10:00 熊本南病院・NHO スタッフと合同で小アリーナ内の健康チェックを実施し、避難者マップを修正した。モバイルファーマシーと服薬状況を確認するとともに、1 階ロビーに自動血圧計を設置し、DWAT 協力のもと 17 名が測定した。
10:00~ 診療補助および JRAT との合同ラウンドを実施し、環境調整と福祉用具ニーズを確認した。車椅子使用者の除圧クッションやベッド手すりの追加について JRAT へ相談した。
10:30~11:30 DPAT、保健師チームの訪問を受け、避難者・支援者の疲弊、帰宅困難事例、避難所の現状および今後の連携について情報共有を行った。
12:00 午前診療を終了し、12 名を診察した。
【午後帯:巡回・感染対策・環境整備(13:00~19:10)】
13:00 別館の環境スクリーニングを行い、感染症対応スペースの増床・ゾーニング、段ボールベッド作成、感染予防策の掲示を実施した。あわせてエアマット、テーブル、パーテーションを設置し、小アリーナのエリアマップを更新した。
13:40 八代市立第二中学校避難所を巡回し、義足使用者の断端部皮膚トラブルに対する処置を実施した。

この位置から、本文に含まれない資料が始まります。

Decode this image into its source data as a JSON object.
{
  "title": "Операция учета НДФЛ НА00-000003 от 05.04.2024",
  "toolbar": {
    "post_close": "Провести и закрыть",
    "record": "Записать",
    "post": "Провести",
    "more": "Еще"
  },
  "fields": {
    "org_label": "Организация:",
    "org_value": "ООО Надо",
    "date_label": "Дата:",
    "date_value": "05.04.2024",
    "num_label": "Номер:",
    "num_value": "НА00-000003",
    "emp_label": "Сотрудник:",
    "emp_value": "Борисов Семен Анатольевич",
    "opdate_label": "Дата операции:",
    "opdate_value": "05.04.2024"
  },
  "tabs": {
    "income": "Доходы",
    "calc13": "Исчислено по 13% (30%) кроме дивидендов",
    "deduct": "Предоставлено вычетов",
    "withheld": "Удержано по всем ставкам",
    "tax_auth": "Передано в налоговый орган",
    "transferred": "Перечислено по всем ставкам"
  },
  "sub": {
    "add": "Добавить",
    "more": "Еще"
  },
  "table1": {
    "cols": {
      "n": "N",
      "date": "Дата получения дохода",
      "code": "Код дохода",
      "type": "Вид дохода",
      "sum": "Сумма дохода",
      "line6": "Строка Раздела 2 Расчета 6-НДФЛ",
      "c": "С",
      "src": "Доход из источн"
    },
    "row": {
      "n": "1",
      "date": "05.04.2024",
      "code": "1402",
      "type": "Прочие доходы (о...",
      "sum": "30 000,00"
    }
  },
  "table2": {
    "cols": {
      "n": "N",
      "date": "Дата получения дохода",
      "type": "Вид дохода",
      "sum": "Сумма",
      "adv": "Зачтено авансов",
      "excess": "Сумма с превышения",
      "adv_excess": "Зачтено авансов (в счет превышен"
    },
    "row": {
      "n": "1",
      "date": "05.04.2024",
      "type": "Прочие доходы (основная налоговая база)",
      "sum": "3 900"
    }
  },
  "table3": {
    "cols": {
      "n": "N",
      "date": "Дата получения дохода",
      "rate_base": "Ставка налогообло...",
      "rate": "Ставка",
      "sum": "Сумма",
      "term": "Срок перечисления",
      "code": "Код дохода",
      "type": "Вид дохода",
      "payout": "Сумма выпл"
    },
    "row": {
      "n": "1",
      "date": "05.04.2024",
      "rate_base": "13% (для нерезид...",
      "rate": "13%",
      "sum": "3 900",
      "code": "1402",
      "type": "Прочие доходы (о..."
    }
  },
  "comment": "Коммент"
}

また、救急搬送後に避難所へ戻った避難者の健康状態を確認し、生活上の不安について傾聴した。継続的なフォローが必要と判断し、関係者間で共有した。
14:35 希望の里・たいようを巡回し、DVT 評価として簡易エコー2 件を実施したが、いずれも血栓を疑う所見は認めなかった。便秘相談者には腹部エコーを実施し、薬剤調整の説明と運動を促した。
15:00 避難者を対象にラジオ体操を実施した。
16:00~17:30 アリーナミーティングおよび定例会議を実施し、感染対策、避難者配置、環境整備、物資管理、翌日の床面清掃について情報共有した。薬剤支援では、お薬相談 7 件、医療機関受診勧奨 5 件、一包化依頼 1 件の対応状況を確認した。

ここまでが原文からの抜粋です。